Política Monetaria

Monthly Monetary Report

Octubre

2011

Published on Nov 9, 2011

Monthly report on the evolution of the monetary base, international reserves and foreign exchange market.

1. Synthesis

• Total means of payment (M2) registered a monthly growth of 0.9% in October (31.2% YoY). The monthly increase was mainly driven by the high dynamism of loans in pesos to the private sector and, to a lesser extent, by the monetary effect of public sector operations, which were partially offset by the contraction generated by the Central Bank’s foreign exchange sales.

• Among deposits, private sector term placements stand out, which showed a growth of 1.6%, accelerating their monthly rate of expansion compared to September.
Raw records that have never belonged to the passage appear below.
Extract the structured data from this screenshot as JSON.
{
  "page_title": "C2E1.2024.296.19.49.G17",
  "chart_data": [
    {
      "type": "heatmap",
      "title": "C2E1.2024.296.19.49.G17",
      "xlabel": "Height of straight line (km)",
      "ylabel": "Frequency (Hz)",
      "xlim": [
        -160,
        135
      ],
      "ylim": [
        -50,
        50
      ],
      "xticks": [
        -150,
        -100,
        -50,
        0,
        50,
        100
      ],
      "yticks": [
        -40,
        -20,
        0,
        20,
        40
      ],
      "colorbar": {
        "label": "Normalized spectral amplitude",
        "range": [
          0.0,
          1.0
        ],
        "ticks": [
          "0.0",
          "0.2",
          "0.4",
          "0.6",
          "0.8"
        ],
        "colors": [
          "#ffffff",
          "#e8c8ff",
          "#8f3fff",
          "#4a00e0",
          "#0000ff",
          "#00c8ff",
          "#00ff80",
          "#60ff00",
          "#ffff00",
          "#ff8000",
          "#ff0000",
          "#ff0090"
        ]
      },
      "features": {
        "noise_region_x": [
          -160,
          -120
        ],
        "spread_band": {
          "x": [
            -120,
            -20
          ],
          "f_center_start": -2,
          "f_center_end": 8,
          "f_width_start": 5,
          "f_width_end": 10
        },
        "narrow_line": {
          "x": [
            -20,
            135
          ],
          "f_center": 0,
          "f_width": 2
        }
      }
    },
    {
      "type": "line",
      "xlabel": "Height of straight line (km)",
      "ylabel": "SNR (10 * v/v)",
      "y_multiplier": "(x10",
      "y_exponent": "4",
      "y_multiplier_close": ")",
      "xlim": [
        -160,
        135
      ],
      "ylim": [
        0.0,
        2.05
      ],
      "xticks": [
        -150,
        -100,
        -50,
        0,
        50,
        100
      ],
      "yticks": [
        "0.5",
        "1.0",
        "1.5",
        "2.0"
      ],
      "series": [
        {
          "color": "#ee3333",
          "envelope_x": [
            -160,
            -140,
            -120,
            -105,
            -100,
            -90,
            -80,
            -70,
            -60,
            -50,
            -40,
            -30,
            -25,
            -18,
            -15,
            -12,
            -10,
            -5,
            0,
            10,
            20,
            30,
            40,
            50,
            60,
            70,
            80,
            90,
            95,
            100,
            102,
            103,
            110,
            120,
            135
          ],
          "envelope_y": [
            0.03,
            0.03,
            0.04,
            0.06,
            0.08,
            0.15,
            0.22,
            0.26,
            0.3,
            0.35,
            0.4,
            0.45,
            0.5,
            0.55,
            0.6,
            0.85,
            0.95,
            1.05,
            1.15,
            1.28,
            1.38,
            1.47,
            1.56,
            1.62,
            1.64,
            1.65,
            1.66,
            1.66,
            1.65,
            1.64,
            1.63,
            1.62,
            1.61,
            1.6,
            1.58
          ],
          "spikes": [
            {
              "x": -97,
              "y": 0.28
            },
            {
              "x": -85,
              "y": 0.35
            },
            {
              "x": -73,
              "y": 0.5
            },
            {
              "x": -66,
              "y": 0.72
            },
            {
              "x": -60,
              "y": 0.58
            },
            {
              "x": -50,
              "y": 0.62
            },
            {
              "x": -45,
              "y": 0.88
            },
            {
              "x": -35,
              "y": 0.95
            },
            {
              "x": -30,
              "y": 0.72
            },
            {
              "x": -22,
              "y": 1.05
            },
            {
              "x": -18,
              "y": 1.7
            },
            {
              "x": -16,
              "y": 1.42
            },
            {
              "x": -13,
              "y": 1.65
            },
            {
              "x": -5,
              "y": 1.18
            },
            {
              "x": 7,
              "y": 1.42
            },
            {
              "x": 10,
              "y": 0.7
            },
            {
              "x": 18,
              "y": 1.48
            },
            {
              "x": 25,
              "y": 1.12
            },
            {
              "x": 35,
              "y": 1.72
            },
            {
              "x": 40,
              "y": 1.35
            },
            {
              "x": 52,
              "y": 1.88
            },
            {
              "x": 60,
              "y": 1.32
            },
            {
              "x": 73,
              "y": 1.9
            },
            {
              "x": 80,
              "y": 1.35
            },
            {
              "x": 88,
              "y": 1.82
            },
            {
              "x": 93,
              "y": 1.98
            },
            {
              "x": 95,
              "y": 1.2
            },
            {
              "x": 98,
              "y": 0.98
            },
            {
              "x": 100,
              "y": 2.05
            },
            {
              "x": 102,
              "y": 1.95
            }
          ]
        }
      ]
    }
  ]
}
In particular, fixed-term deposits grew in the last fortnight by more than $3,000 million (3%).

• Loans in pesos to the private sector grew 4.3% ($9,320 million) in October, with increases in all lines, and with a year-on-year increase that remains around 52%. The year-on-year growth rate of commercial loans (57.2%) has been higher since the last quarter of 2010 than that recorded for consumer loans (49.0%).

• Financial institutions reduced their liquidity surpluses, due to decreases in their balances of net passes with the Central Bank and in their holdings of LEBACs and NOBACs (by the equivalent of 0.2 p.p. and 0.7 p.p. of deposits in pesos, respectively). Meanwhile, the assets of the banks that are computed as part of the reserve requirements (cash holdings and current account balances in the BCRA) remained stable, exceeding the requirement by 0.4 p.p. for deposits in pesos.

• The Central Bank continued to intervene in the foreign exchange market to limit the volatility of the exchange rate and facilitate the necessary liquidity, only partially renewing the LEBAC and NOBAC that were maturing, or carrying out buybacks in the secondary market. In the same sense, and in order to promote savings in pesos, the BCRA validated increases in the cut-off interest rates of the LEBACs that it tenders weekly, through an increase in the cut-off interest rates of around 0.6 p.p. for all terms.

• In line with the behavior of interest rates on Central Bank securities, the main interest rates in the money market continued their upward trend. Among passive interest rates, the BADLAR of private banks averaged 17.6% in October, showing an increase of 4.5 p.p. compared to September, while the interest rate of private banks in the segment of up to $100 thousand and short-term was on average 11.7%, 1.5 p.p. above that observed the previous month. In relation to lending rates, there were greater increases in shorter-term commercial lines, the one corresponding to discounted documents registered a monthly increase of 5.7 p.p., standing at 21%, and that of current account advances for amounts greater than $10 million and up to 7 days of term increased 5.2 p.p. to reach 18.2%. On the other hand
, the interest rate on personal loans and that of collateral financing rose 1.1 p.p. and 1 p.p. to reach levels of 31.4% and 20.5%, respectively.

• Interbank market interest rates showed greater volatility. As in July and September, transitory increases were again recorded in the middle of the month, which, although more pronounced, were reversed after a few days, converging to the levels established by the Central Bank in its pass operations.

• The MERVAL index registered a rise of 17.9% to 2,906 points, managing to reverse much of the fall recorded in August and September. There were also significant improvements in the price of public securities. Bonds in the middle and long section of the curve were the best performers, with increases of 15.1% for dollar-denominated species and 11.6% for bonds in pesos, while bonds in the short section of the curve, both in pesos and dollars, registered an increase of around 9.6%.